Die DIC Asset AG hat ihre Halbjahreszahlen vorgelegt. Das operative Ergebnis (FFO) steigt um sieben Prozent und die Leerstandsquote im Portfolio sinkt auf 8,9 Prozent.

Die DIC Asset AG ist nach eigenen Angaben im ersten Halbjahr 2018 profitabel gewachsen. Das Konzernergebnis stieg im Vergleich zum Vorjahreszeitraum um 20 Prozent auf 23,9 Millionen Euro. Gute Erträge aus dem operativen Geschäft und die Dividendeneinnahmen aus der strategischen Beteiligung an der TLG Immobilien AG trieben den FFO um sieben Prozent auf 32,0 Millionen Euro gegenüber dem Vorjahresergebnis (H1 2017: 29,8 Millionen Euro).

Die Assets under Management wurden weiter ausgebaut und erreichten zum 30. Juni 2018 erstmals die Schwelle von fünf Milliarden Euro. Das Ankaufsvolumen im Jahr 2018 liegt bis dato bei rund 105 Millionen Euro und beinhaltet unter anderem eine Immobilie in Leverkusen für das Commercial Portfolio in Höhe von rund 52 Millionen Euro sowie zwei Ankäufe für den Fonds „DIC OB IV" in Eschborn und Mannheim für jeweils rund 17 Millionen Euro. Weitere Ankäufe für beide Geschäftsbereiche sind aufgrund der gut gefüllten Pipeline im Verlauf der zweiten Jahreshälfte zu erwarten. Die Verkäufe im Commercial Portfolio summierten sich zum 30. Juni 2018 auf rund 49 Millionen Euro.

„Das Ergebnis des ersten Halbjahrs verdeutlicht eindrucksvoll die Leistungsfähigkeit unserer Teams. Die Steigerung der Vermietungsleistung um 60 Prozent und die damit einhergehende signifikante Reduzierung der Leerstandsquote sowie der Anstieg der like-for-like Mieteinnahmen erhöhen nachhaltig den Unternehmenswert durch die Wertsteigerung der Immobilien einerseits und die Erhöhung der Managementgebühren andererseits“, sagte Sonja Wärntges, Vorstandsvorsitzende der DIC Asset AG.

In ihrem Commercial Portfolio hält die DIC Asset 108 Objekte mit einem Marktwert von rund 1,6 Milliarden Euro.
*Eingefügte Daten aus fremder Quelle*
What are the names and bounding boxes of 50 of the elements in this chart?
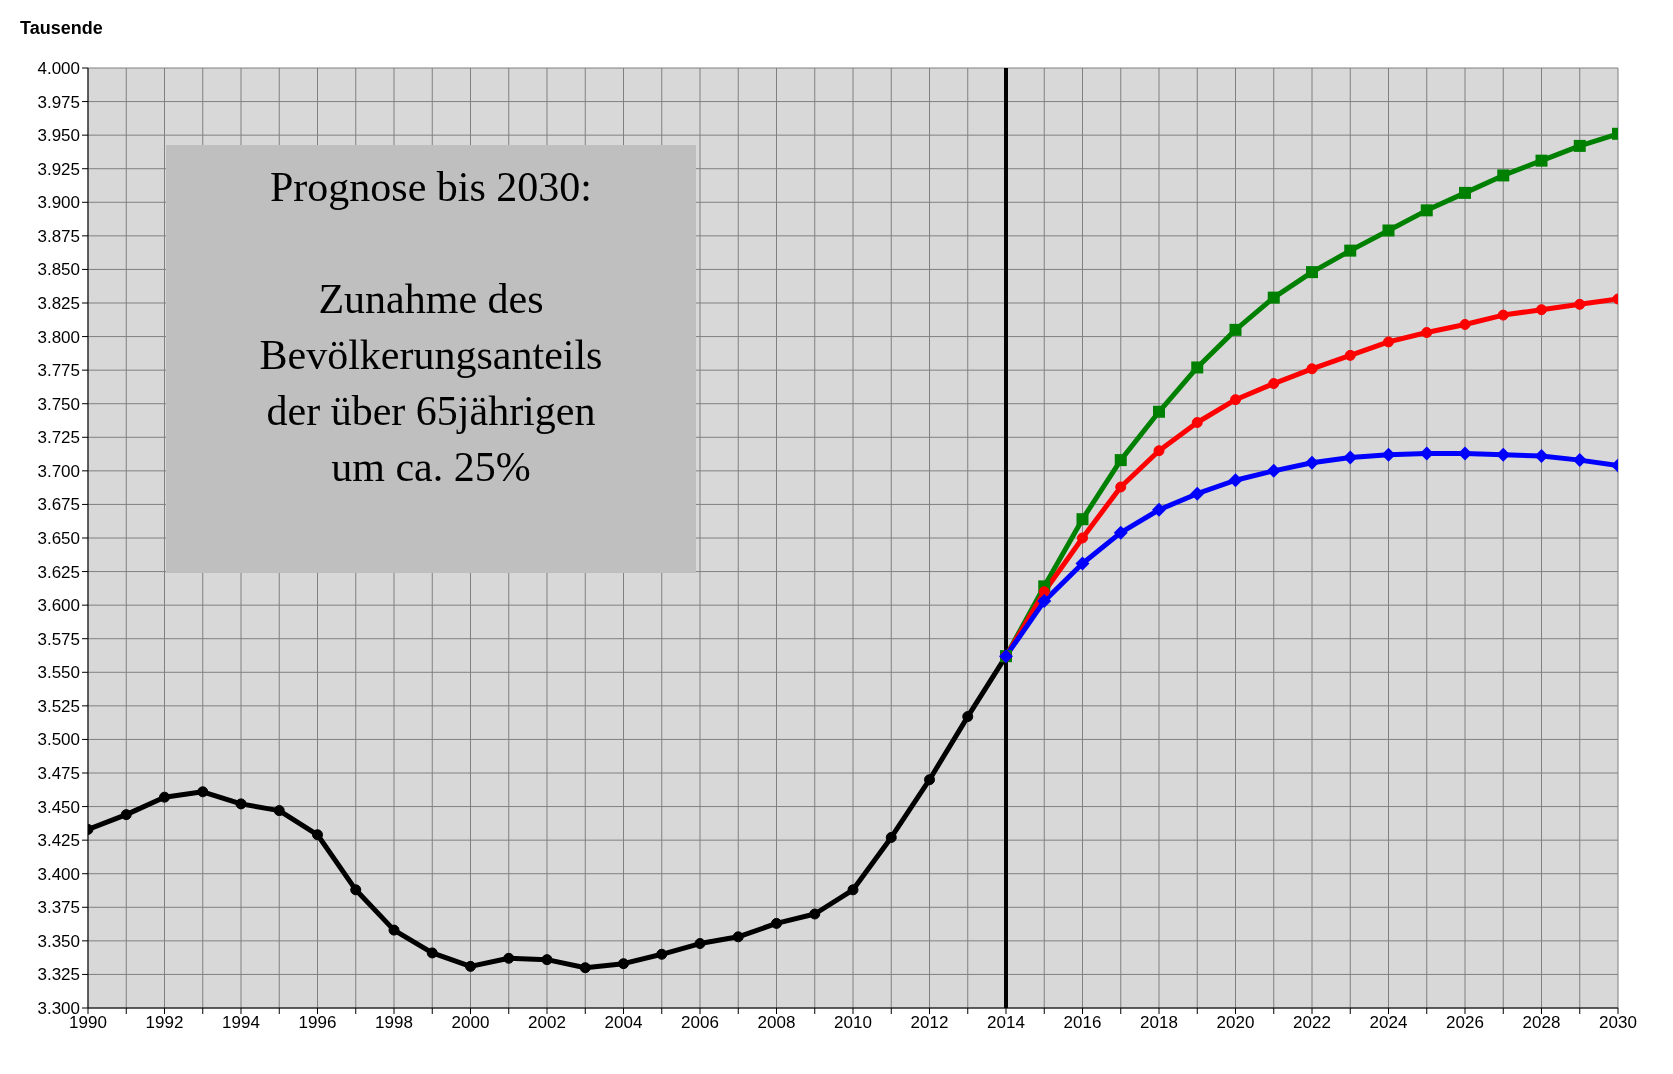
- y-tick-label: 3.475: [37, 764, 80, 784]
- x-tick-label: 2006: [681, 1013, 719, 1033]
- y-tick-label: 3.800: [37, 327, 80, 347]
- y-tick-label: 3.600: [37, 596, 80, 616]
- x-tick-label: 2000: [451, 1013, 490, 1033]
- x-tick-label: 2014: [987, 1013, 1025, 1033]
- y-tick-label: 3.725: [37, 428, 80, 448]
- y-tick-label: 3.550: [37, 663, 80, 683]
- x-tick-label: 2030: [1599, 1013, 1637, 1033]
- y-tick-label: 3.975: [37, 92, 80, 112]
- x-tick-label: 1998: [375, 1013, 413, 1033]
- y-tick-label: 3.875: [37, 226, 80, 246]
- note-box: Prognose bis 2030: Zunahme des Bevölkerungsanteils der über 65jährigen um ca. 25%: [166, 145, 696, 573]
- y-tick-label: 3.400: [37, 864, 80, 884]
- y-tick-label: 3.925: [37, 159, 80, 179]
- x-tick-label: 2024: [1369, 1013, 1408, 1033]
- x-tick-label: 1996: [298, 1013, 337, 1033]
- x-tick-label: 2028: [1522, 1013, 1561, 1033]
- x-tick-label: 1992: [145, 1013, 184, 1033]
- y-axis-title: Tausende: [20, 18, 103, 39]
- y-tick-label: 3.350: [37, 931, 80, 951]
- y-tick-label: 3.325: [37, 965, 80, 985]
- y-tick-label: 3.750: [37, 394, 80, 414]
- x-tick-label: 2026: [1446, 1013, 1484, 1033]
- y-tick-label: 3.950: [37, 126, 80, 146]
- y-tick-label: 3.825: [37, 294, 80, 314]
- y-tick-label: 3.625: [37, 562, 80, 582]
- y-tick-label: 4.000: [37, 59, 80, 79]
- y-tick-label: 3.675: [37, 495, 80, 515]
- y-tick-label: 3.575: [37, 629, 80, 649]
- x-tick-label: 2016: [1063, 1013, 1102, 1033]
- x-tick-label: 2010: [834, 1013, 872, 1033]
- y-tick-label: 3.525: [37, 696, 80, 716]
- x-tick-label: 1994: [222, 1013, 260, 1033]
- y-tick-label: 3.775: [37, 361, 80, 381]
- x-tick-label: 2008: [757, 1013, 796, 1033]
- y-tick-label: 3.375: [37, 898, 80, 918]
- y-tick-label: 3.700: [37, 461, 80, 481]
- x-tick-label: 2022: [1293, 1013, 1331, 1033]
- x-tick-label: 2002: [528, 1013, 566, 1033]
- x-tick-label: 2012: [910, 1013, 949, 1033]
- x-tick-label: 2018: [1140, 1013, 1178, 1033]
- y-tick-label: 3.450: [37, 797, 80, 817]
- y-tick-label: 3.900: [37, 193, 80, 213]
- x-tick-label: 2020: [1216, 1013, 1255, 1033]
- y-tick-label: 3.425: [37, 831, 80, 851]
- x-tick-label: 2004: [604, 1013, 643, 1033]
- y-tick-label: 3.650: [37, 529, 80, 549]
- y-tick-label: 3.500: [37, 730, 80, 750]
- y-tick-label: 3.850: [37, 260, 80, 280]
Die durchschnittliche Mietvertragslaufzeit (WALT) liegt bei 5,2 Jahren (H1 2017: 4,3 Jahre). Die EPRA Leerstandsquote hat sich innerhalb eines Jahres von 11,2 Prozent auf 8,9 Prozent verringert.
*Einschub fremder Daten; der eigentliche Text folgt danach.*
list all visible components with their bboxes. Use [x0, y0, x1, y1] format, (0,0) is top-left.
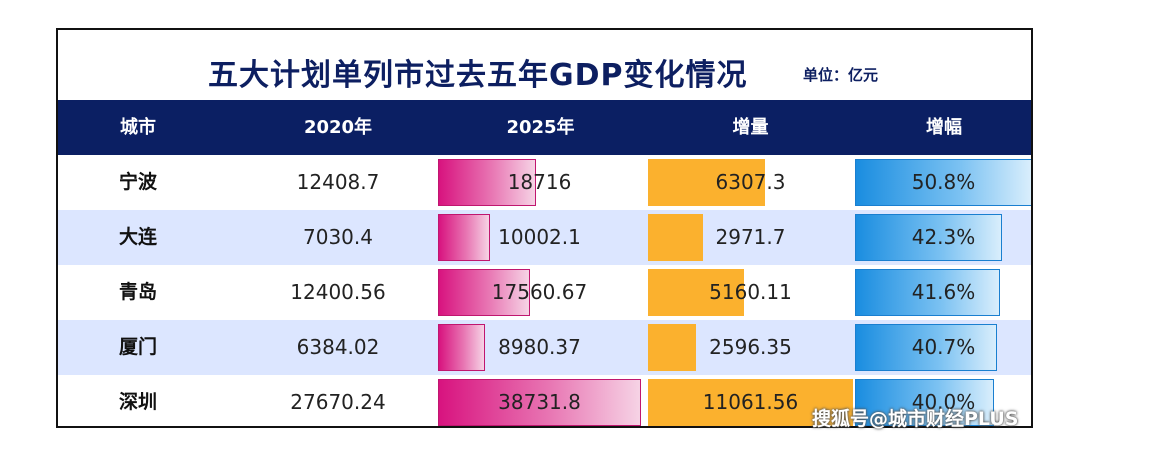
table-header: 城市 2020年 2025年 增量 增幅 [58, 100, 1031, 155]
bar-growth [855, 379, 994, 426]
table-row: 宁波 12408.7 18716 6307.3 50.8% [58, 155, 1031, 210]
bar-increase [648, 269, 744, 316]
gdp-2020-value: 6384.02 [296, 335, 380, 359]
increase-label: 6307.3 [715, 170, 786, 194]
growth-label: 40.7% [911, 335, 976, 359]
growth-label: 50.8% [911, 170, 976, 194]
bar-2025 [438, 379, 641, 426]
city-name: 厦门 [118, 336, 157, 358]
header-2020: 2020年 [303, 117, 373, 138]
city-name: 大连 [118, 226, 157, 248]
header-2025: 2025年 [506, 117, 575, 138]
bar-growth [855, 214, 1002, 261]
increase-label: 5160.11 [709, 280, 792, 304]
gdp-2025-label: 18716 [507, 170, 572, 194]
gdp-2020-value: 12400.56 [290, 280, 386, 304]
unit-label: 单位：亿元 [803, 66, 879, 84]
watermark: 搜狐号@城市财经PLUS [812, 408, 1019, 430]
increase-label: 2971.7 [715, 225, 786, 249]
bar-2025 [438, 269, 530, 316]
gdp-2025-label: 38731.8 [498, 390, 581, 414]
bar-2025 [438, 214, 490, 261]
chart-title: 五大计划单列市过去五年GDP变化情况 [208, 58, 748, 93]
bar-2025 [438, 159, 536, 206]
gdp-2025-label: 17560.67 [491, 280, 588, 304]
table-row: 厦门 6384.02 8980.37 2596.35 40.7% [58, 320, 1031, 375]
gdp-2020-value: 7030.4 [303, 225, 373, 249]
title-row: 五大计划单列市过去五年GDP变化情况 单位：亿元 [58, 30, 1031, 100]
bar-growth [855, 324, 997, 371]
bar-increase [648, 379, 853, 426]
header-city: 城市 [120, 117, 156, 138]
bar-increase [648, 324, 696, 371]
bar-growth [855, 159, 1031, 206]
increase-label: 2596.35 [709, 335, 792, 359]
gdp-2025-label: 8980.37 [498, 335, 581, 359]
bar-increase [648, 214, 703, 261]
table-row: 青岛 12400.56 17560.67 5160.11 41.6% [58, 265, 1031, 320]
bar-increase [648, 159, 765, 206]
bar-growth [855, 269, 1000, 316]
gdp-2020-value: 12408.7 [296, 170, 380, 194]
growth-label: 42.3% [911, 225, 976, 249]
gdp-2025-label: 10002.1 [498, 225, 581, 249]
table-card: 五大计划单列市过去五年GDP变化情况 单位：亿元 城市 2020年 2025年 … [56, 28, 1033, 428]
city-name: 青岛 [118, 281, 157, 303]
header-growth: 增幅 [926, 117, 962, 138]
increase-label: 11061.56 [702, 390, 799, 414]
header-increase: 增量 [732, 117, 769, 138]
growth-label: 40.0% [911, 390, 976, 414]
growth-label: 41.6% [911, 280, 976, 304]
city-name: 宁波 [118, 171, 157, 193]
city-name: 深圳 [118, 391, 157, 413]
gdp-2020-value: 27670.24 [290, 390, 386, 414]
bar-2025 [438, 324, 485, 371]
table-row: 深圳 27670.24 38731.8 11061.56 40.0% [58, 375, 1031, 426]
table-row: 大连 7030.4 10002.1 2971.7 42.3% [58, 210, 1031, 265]
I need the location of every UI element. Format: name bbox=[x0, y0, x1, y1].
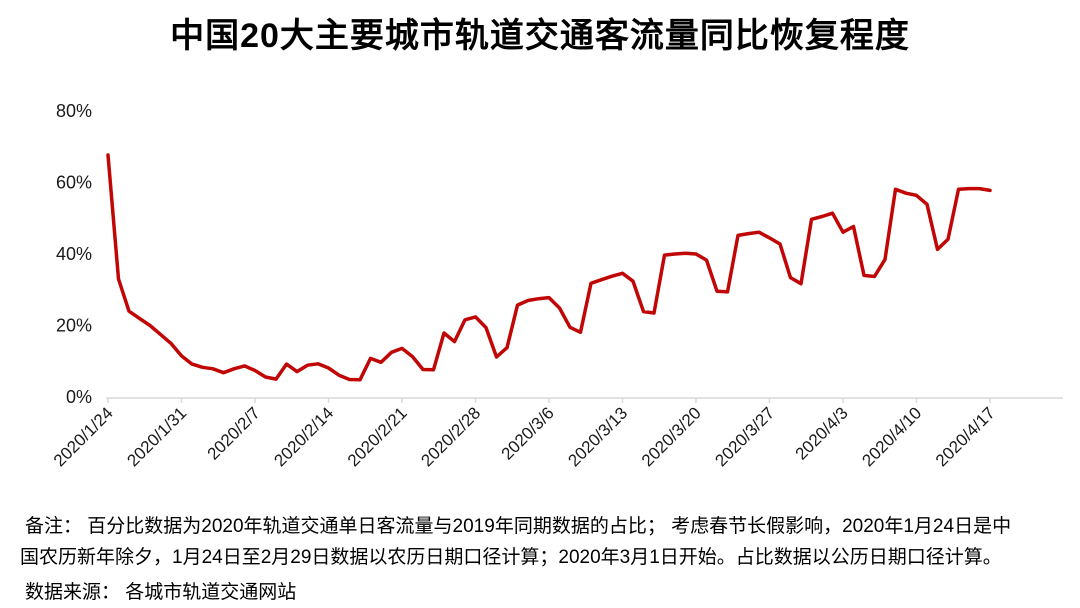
x-axis-label: 2020/2/7 bbox=[204, 403, 264, 463]
line-chart: 0% 20% 40% 60% 80% 2020/1/24 2020/1/31 2020/2/7… bbox=[50, 101, 1063, 470]
recovery-rate-line bbox=[106, 153, 992, 382]
x-axis-label: 2020/2/28 bbox=[417, 403, 484, 470]
x-axis-label: 2020/4/3 bbox=[792, 403, 852, 463]
x-axis-label: 2020/3/6 bbox=[498, 403, 558, 463]
x-axis-label: 2020/4/17 bbox=[932, 403, 999, 470]
footnote-line-1: 备注： 百分比数据为2020年轨道交通单日客流量与2019年同期数据的占比； 考… bbox=[25, 516, 1012, 537]
x-axis-label: 2020/3/13 bbox=[564, 403, 631, 470]
x-axis-label: 2020/3/27 bbox=[711, 403, 778, 470]
x-axis-label: 2020/1/31 bbox=[123, 403, 190, 470]
y-axis-label: 20% bbox=[56, 316, 92, 336]
chart-title: 中国20大主要城市轨道交通客流量同比恢复程度 bbox=[170, 17, 910, 55]
data-source-note: 数据来源： 各城市轨道交通网站 bbox=[25, 582, 297, 603]
x-axis-label: 2020/1/24 bbox=[50, 403, 117, 470]
footnote-line-2: 国农历新年除夕，1月24日至2月29日数据以农历日期口径计算；2020年3月1日… bbox=[20, 547, 1002, 568]
y-axis-label: 60% bbox=[56, 173, 92, 193]
y-axis-label: 40% bbox=[56, 244, 92, 264]
x-axis-label: 2020/4/10 bbox=[858, 403, 925, 470]
x-axis-label: 2020/2/21 bbox=[344, 403, 411, 470]
x-axis-label: 2020/2/14 bbox=[270, 403, 337, 470]
y-axis-label: 0% bbox=[66, 387, 92, 407]
x-axis-label: 2020/3/20 bbox=[638, 403, 705, 470]
y-axis-label: 80% bbox=[56, 101, 92, 121]
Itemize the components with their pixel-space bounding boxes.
Siebter Spezialfonds gestartet
Im Segment Funds hat die DIC im ersten Halbjahr ihren Wachstumskurs konsequent weiterverfolgt und die Assets under Management gegenüber dem Vorjahr um eine halbe Milliarde Euro auf rund 1,8 Milliarden Euro gesteigert. Dazu beigetragen hat im Berichtszeitraum auch die Auflage eines weiteren Fonds aus der DIC Office Balance-Reihe. Der Fonds „DIC OB V" hat ein Zielinvestitionsvolumen von 350 bis 400 Millionen Euro und eine jährliche Zielrendite von 4,0 bis 4,5 Prozent. Die Transaktion wird erst im dritten Quartal 2018 ergebniswirksam.
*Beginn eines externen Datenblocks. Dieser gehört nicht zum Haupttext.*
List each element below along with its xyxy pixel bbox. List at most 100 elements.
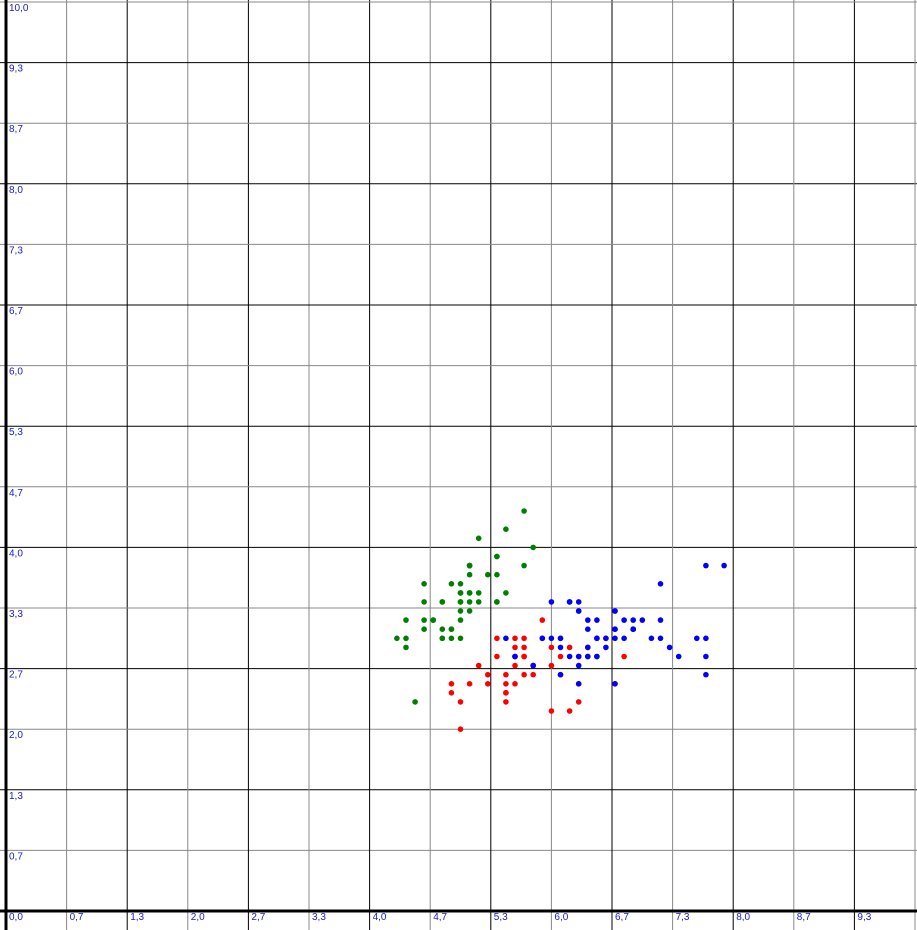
data-point-series-1 — [439, 626, 446, 632]
data-point-series-2 — [512, 635, 518, 642]
data-point-series-3 — [657, 617, 664, 623]
data-point-series-1 — [421, 626, 427, 632]
data-point-series-1 — [394, 635, 400, 642]
data-point-series-2 — [448, 690, 455, 696]
data-point-series-2 — [448, 681, 455, 687]
data-point-series-1 — [521, 508, 527, 514]
data-point-series-3 — [594, 653, 600, 660]
data-point-series-1 — [503, 526, 509, 532]
data-point-series-3 — [585, 626, 591, 632]
data-point-series-3 — [575, 653, 582, 660]
data-point-series-1 — [466, 562, 473, 569]
data-point-series-1 — [412, 699, 418, 705]
x-tick-labels: 0,0 0,7 1,3 2,0 2,7 3,3 4,0 4,7 5,3 6,0 6,7 7,3 8,0 8… — [9, 912, 872, 923]
data-point-series-2 — [466, 681, 473, 687]
data-point-series-1 — [457, 608, 464, 614]
data-point-series-1 — [457, 635, 464, 642]
x-tick-label: 8,7 — [797, 912, 811, 923]
data-point-series-2 — [566, 644, 573, 651]
data-point-series-2 — [548, 644, 555, 651]
y-tick-labels: 0,7 1,3 2,0 2,7 3,3 4,0 4,7 5,3 6,0 6,7 7,3 8,0 8,7 9… — [9, 3, 29, 862]
data-point-series-3 — [603, 635, 609, 642]
data-point-series-1 — [503, 590, 509, 596]
data-point-series-1 — [403, 635, 409, 642]
y-tick-label: 1,3 — [9, 791, 23, 802]
data-point-series-1 — [457, 599, 464, 605]
data-point-series-2 — [503, 690, 509, 696]
data-point-series-3 — [703, 653, 709, 660]
data-point-series-2 — [575, 699, 582, 705]
data-point-series-3 — [566, 599, 573, 605]
data-point-series-1 — [457, 617, 464, 623]
data-point-series-1 — [439, 599, 446, 605]
data-points — [394, 508, 727, 732]
data-point-series-3 — [575, 662, 582, 669]
y-tick-label: 7,3 — [9, 245, 23, 256]
data-point-series-2 — [621, 653, 627, 660]
data-point-series-1 — [466, 608, 473, 614]
data-point-series-3 — [557, 635, 564, 642]
data-point-series-1 — [521, 562, 527, 569]
data-point-series-2 — [521, 644, 527, 651]
data-point-series-2 — [566, 708, 573, 714]
data-point-series-1 — [457, 581, 464, 587]
x-tick-label: 7,3 — [676, 912, 690, 923]
data-point-series-1 — [421, 581, 427, 587]
data-point-series-1 — [403, 617, 409, 623]
data-point-series-1 — [439, 635, 446, 642]
x-tick-label: 9,3 — [857, 912, 871, 923]
data-point-series-3 — [594, 617, 600, 623]
y-tick-label: 0,7 — [9, 851, 23, 862]
data-point-series-3 — [703, 562, 709, 569]
y-tick-label: 4,0 — [9, 548, 23, 559]
data-point-series-2 — [557, 653, 564, 660]
x-tick-label: 6,0 — [554, 912, 568, 923]
x-tick-label: 4,7 — [433, 912, 447, 923]
data-point-series-3 — [657, 581, 664, 587]
data-point-series-3 — [594, 635, 600, 642]
data-point-series-3 — [630, 626, 636, 632]
data-point-series-1 — [421, 599, 427, 605]
y-tick-label: 6,0 — [9, 367, 23, 378]
x-tick-label: 4,0 — [373, 912, 387, 923]
data-point-series-1 — [494, 553, 500, 560]
data-point-series-1 — [448, 581, 455, 587]
data-point-series-3 — [603, 644, 609, 651]
data-point-series-2 — [521, 653, 527, 660]
data-point-series-2 — [503, 681, 509, 687]
data-point-series-3 — [585, 617, 591, 623]
data-point-series-1 — [466, 590, 473, 596]
data-point-series-3 — [585, 644, 591, 651]
y-tick-label: 4,7 — [9, 488, 23, 499]
data-point-series-2 — [521, 671, 527, 678]
data-point-series-2 — [548, 708, 555, 714]
x-tick-label: 2,7 — [251, 912, 265, 923]
data-point-series-3 — [621, 617, 627, 623]
data-point-series-2 — [512, 644, 518, 651]
data-point-series-3 — [512, 653, 518, 660]
y-tick-label: 5,3 — [9, 427, 23, 438]
data-point-series-3 — [703, 671, 709, 678]
data-point-series-1 — [475, 590, 482, 596]
data-point-series-2 — [512, 662, 518, 669]
data-point-series-3 — [612, 681, 618, 687]
data-point-series-3 — [721, 562, 727, 569]
data-point-series-3 — [666, 644, 673, 651]
data-point-series-2 — [503, 699, 509, 705]
data-point-series-3 — [548, 599, 555, 605]
data-point-series-3 — [694, 635, 700, 642]
data-point-series-1 — [466, 599, 473, 605]
data-point-series-2 — [512, 681, 518, 687]
data-point-series-1 — [485, 571, 491, 578]
data-point-series-1 — [466, 571, 473, 578]
data-point-series-2 — [485, 681, 491, 687]
data-point-series-1 — [430, 617, 437, 623]
x-tick-label: 0,0 — [9, 912, 23, 923]
data-point-series-3 — [612, 608, 618, 614]
x-tick-label: 2,0 — [191, 912, 205, 923]
data-point-series-3 — [621, 635, 627, 642]
data-point-series-2 — [494, 653, 500, 660]
data-point-series-3 — [575, 599, 582, 605]
data-point-series-2 — [503, 671, 509, 678]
Die Erträge aus dem Fondsgeschäft konnten gegenüber dem Vorjahr signifikant von 6,9 Millionen Euro um rund 60 Prozent auf 11,0 Millionen Euro gesteigert werden, wobei hier neben laufenden Management-Fees insbesondere die Erlöse aus dem Anteilsscheinverkauf des Fonds „DIC HSB" im ersten Quartal 2018 eine Rolle spielten.

Strategische Beteiligung an TLG generiert hohen Ergebnisbetrag
Im Segment Other Investments lagen die Assets under Management bei rund 1,6 Milliarden Euro. Im Vergleich zum ersten Halbjahr 2017 stieg insbesondere das bewirtschaftete Immobilienvermögen im Drittgeschäft von 0,7 Milliarden Euro auf nunmehr 1,2 Milliarden Euro. Bei den Joint Ventures wurde die Veräußerung des letzten zu verkaufenden Objekts beurkundet.

Einen herausragenden Beitrag zum Ergebnis der DIC Asset AG lieferte im Berichtszeitraum der Dividendenertrag in Höhe von 10,2 Millionen Euro der strategischen Beteiligung an der TLG Immobilien AG.

Zinsaufwand für das Commercial Portfolio verbessert
Das Zinsergebnis lag im ersten Halbjahr 2018 bei minus 19,2 Millionen Euro (H1 2017: minus 16,8 Millionen Euro), im Wesentlichen bedingt durch eine vorübergehende doppelte Zinsbelastung bei den Anleihen. Die Finanzmittel aus der Emission der fünften Unternehmensanleihe 17/22 im Juli 2017 mit nachfolgender Aufstockung Anfang 2018 wurden insbesondere zur Rückzahlung der am 09. Juli 2018 ausgelaufenen Anleihe 13/18 eingesetzt. Der Zinsaufwand für das Commercial Portfolio konnte gegenüber dem Vorjahr klar verbessert werden. Der Nettoverschuldungsgrad (Loan-to-Value) bereinigt um Warehousing-Effekte liegt bei 57,3 Prozent (31.12.2017: 57,0 Prozent).